The RPA classes were 4 distinct subgroups that had significantly different median survivals of 12.6, 8.3, 6.3 and 3.3 months for Classes I, II, III and IV, respectively, (all groups, p = 0.0002). There were 583, 667, 249 and 48 patients in Classes I, II, III and IV, respectively. Primary failure was seen in 27%, 25%, 21% and 10% for Classes I, II, III, and IV, respectively (I vs. IV, p = 0.014; II vs. IV, p = 0.022). Distant metastasis, including brain metastasis, occurred at significantly higher rates among Classes I and II (58% and 54%) than in Classes III and IV (42% and 27%). A higher rate (58%) of death without an identifiable site of failure was found in Class IV than in Classes I, II and III (27%, 28% and 36%, respectively).

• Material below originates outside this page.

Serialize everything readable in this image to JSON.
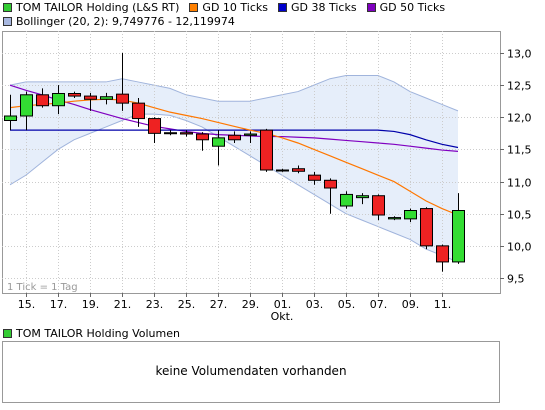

The data suggest that physiologic compromise from the intrathoracic disease in Class IV patients is sufficient to cause death before specific sites of failure became evident. Clinical investigations using treatments directed at specific sites of failure could lead to improved outcome for Class I, II and, possibly, Class III patients. Inclusion of Class IV patients in clinical trials may obscure outcomes.